I am wondering if there are any good airline sites i should visit to book my seats from New York to Aruba. I have found Jet blue to be the cheapest so far at about £300 each ($600). I will be travelling in August and need to fly direct as we will already have flown from UK to New York. Are there any more airlines out there who are likely to start flying direct in August? Should i book Jet blue now or should i wait for a better deal? Sue


----------



## MULTIZ321 (Jun 4, 2008)

Here's some info on traveling non-stop to Aruba from Fodor's

Not sure how current the info is - especially with all the changes in the airline industry.

Richard


----------



## Dave M (Jun 4, 2008)

According to my latest issues of the Official Airline Guide, CO has nonstop service from LGA and EWR. AA, DL and JetBlue all have nonstop service from JFK. 
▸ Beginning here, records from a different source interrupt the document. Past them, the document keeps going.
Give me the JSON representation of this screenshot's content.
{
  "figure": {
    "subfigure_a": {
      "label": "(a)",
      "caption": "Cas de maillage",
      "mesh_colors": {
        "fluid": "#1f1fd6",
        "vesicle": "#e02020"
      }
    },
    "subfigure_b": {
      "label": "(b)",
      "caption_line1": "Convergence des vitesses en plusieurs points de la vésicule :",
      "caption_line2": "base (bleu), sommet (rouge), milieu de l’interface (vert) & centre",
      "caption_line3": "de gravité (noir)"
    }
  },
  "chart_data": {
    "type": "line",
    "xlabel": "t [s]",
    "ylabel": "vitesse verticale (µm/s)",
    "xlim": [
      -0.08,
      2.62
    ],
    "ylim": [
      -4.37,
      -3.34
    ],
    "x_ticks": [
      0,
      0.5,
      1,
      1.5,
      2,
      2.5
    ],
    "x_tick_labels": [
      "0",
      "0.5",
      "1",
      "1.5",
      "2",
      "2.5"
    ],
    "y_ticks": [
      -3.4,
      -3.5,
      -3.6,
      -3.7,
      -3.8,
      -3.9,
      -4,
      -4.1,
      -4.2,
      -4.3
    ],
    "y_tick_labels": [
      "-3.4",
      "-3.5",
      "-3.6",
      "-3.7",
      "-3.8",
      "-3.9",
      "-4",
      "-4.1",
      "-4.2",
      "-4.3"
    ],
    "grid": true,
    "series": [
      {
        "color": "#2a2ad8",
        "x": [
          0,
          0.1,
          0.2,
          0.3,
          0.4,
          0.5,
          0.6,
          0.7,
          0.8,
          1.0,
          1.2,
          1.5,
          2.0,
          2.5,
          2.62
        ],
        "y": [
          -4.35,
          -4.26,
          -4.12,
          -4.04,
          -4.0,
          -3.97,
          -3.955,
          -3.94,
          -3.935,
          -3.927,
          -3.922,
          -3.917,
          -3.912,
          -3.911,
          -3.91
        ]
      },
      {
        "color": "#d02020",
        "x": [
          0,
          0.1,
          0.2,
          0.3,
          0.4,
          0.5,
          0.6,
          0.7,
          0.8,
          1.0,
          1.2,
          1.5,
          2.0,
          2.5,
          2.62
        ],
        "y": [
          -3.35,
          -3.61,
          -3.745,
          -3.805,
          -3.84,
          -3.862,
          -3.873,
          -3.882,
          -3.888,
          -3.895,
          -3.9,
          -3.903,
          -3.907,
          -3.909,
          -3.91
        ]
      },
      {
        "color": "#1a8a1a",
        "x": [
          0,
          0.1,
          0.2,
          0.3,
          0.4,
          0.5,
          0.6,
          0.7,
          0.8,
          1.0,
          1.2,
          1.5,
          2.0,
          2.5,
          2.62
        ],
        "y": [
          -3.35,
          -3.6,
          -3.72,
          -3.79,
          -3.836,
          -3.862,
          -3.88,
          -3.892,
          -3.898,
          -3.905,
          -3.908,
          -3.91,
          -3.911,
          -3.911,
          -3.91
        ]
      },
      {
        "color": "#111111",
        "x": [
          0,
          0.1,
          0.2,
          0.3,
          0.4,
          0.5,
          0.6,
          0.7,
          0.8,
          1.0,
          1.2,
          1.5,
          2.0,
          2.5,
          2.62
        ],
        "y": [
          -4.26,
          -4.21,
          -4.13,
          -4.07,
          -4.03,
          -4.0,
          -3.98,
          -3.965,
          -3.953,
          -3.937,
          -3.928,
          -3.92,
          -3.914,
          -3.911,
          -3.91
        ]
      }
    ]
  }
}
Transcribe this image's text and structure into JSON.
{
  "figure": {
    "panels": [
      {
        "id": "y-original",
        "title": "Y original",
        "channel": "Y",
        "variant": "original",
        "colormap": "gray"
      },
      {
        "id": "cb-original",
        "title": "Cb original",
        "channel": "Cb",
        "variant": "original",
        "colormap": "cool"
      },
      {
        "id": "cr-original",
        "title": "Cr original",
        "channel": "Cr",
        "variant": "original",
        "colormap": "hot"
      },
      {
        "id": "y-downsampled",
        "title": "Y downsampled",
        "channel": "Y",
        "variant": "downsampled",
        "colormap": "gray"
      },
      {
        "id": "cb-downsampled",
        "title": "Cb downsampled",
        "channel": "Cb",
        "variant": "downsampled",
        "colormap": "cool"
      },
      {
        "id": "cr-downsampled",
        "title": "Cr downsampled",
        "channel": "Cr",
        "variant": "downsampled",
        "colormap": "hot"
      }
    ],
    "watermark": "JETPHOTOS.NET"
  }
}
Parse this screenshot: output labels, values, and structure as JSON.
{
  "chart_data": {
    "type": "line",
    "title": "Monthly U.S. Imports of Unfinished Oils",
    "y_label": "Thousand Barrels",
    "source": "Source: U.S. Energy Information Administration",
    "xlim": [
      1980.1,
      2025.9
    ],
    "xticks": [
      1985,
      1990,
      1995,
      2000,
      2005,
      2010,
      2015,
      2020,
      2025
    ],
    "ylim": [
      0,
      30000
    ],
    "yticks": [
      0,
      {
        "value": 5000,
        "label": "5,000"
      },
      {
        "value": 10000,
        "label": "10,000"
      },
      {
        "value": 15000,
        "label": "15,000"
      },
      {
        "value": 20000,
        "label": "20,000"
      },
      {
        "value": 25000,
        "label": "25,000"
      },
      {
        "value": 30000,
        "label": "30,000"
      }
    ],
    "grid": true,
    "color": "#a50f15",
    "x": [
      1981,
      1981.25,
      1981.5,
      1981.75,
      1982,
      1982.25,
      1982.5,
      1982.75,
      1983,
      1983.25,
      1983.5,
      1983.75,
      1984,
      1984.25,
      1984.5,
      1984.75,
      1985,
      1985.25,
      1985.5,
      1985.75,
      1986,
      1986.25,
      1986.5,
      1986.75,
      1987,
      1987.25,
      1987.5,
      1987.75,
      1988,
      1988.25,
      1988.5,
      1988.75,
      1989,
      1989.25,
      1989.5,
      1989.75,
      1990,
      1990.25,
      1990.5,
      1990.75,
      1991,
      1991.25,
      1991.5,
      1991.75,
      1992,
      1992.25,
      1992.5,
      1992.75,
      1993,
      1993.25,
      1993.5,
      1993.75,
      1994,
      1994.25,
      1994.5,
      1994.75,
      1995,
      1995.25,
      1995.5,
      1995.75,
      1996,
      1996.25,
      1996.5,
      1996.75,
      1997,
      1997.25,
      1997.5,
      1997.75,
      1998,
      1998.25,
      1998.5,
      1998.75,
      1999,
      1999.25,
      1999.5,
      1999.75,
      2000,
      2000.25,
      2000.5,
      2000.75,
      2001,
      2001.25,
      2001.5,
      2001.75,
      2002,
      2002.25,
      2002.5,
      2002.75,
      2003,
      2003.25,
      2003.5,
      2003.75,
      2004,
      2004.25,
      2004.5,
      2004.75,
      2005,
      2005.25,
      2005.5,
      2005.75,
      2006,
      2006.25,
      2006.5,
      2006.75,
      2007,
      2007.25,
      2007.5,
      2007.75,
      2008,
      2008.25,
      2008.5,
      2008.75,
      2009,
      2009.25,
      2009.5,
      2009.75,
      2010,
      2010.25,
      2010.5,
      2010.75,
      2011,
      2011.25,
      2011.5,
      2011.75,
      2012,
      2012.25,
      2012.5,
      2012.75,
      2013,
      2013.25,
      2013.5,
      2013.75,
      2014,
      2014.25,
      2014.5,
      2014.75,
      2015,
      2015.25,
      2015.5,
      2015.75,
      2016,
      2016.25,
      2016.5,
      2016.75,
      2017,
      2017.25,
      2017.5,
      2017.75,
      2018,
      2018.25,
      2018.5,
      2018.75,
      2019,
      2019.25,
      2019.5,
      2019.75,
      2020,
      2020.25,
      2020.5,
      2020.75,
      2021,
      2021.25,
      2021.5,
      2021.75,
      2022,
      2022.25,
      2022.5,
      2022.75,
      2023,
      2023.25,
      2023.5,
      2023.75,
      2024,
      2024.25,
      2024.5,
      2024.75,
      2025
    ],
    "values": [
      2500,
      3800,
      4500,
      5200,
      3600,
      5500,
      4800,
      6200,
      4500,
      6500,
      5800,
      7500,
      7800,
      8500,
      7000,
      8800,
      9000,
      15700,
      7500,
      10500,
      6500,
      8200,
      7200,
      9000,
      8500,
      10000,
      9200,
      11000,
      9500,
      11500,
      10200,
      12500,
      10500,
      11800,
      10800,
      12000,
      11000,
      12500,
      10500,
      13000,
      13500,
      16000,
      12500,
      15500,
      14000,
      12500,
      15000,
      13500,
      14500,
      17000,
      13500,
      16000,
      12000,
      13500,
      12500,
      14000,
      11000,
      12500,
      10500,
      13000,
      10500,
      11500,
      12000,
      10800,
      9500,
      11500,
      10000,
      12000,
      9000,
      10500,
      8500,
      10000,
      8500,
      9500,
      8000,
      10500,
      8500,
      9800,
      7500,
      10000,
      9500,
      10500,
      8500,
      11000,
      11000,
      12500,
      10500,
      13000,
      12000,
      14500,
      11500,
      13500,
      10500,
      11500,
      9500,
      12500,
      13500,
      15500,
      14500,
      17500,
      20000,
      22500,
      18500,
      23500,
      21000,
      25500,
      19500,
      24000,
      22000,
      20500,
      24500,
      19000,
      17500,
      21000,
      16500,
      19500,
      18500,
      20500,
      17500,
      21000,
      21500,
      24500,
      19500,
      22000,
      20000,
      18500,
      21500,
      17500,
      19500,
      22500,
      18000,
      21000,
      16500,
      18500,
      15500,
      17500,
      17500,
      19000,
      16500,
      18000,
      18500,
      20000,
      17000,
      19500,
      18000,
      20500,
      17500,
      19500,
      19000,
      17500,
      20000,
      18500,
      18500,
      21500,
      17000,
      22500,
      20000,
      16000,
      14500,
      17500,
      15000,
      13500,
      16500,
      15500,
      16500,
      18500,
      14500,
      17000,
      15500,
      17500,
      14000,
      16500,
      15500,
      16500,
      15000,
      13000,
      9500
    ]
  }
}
Some service is on weekends only or on other selected days of the week and some service is seasonal - only in the winter.

I'm betting that some of the flights will be eliminated in connection with the announcements by most airlines that they will be cutting back on flights over the next year or so.

Most advice seems to be that once you find a reasonable price, book it. Airfares are almost certainly going to trend higher, not lower.


----------



## billymach4 (Jun 4, 2008)

My personal choice is Jet Blue. Daily non stop service between JFK and AUA.


----------



## chrisnwillie (Jun 4, 2008)

I live in NY, and fly every March direct to Aruba. This year, I flew a direct Delta flight out of JFK and it was by far, the best flight I have taken to date.

I usually fly AA or JetBlue and Delta beat them in price and service, hands down.


----------



## lprstn (Jun 4, 2008)

My friend who lives near NY always drives to Philadelphia for cheap flights to Aruba.


----------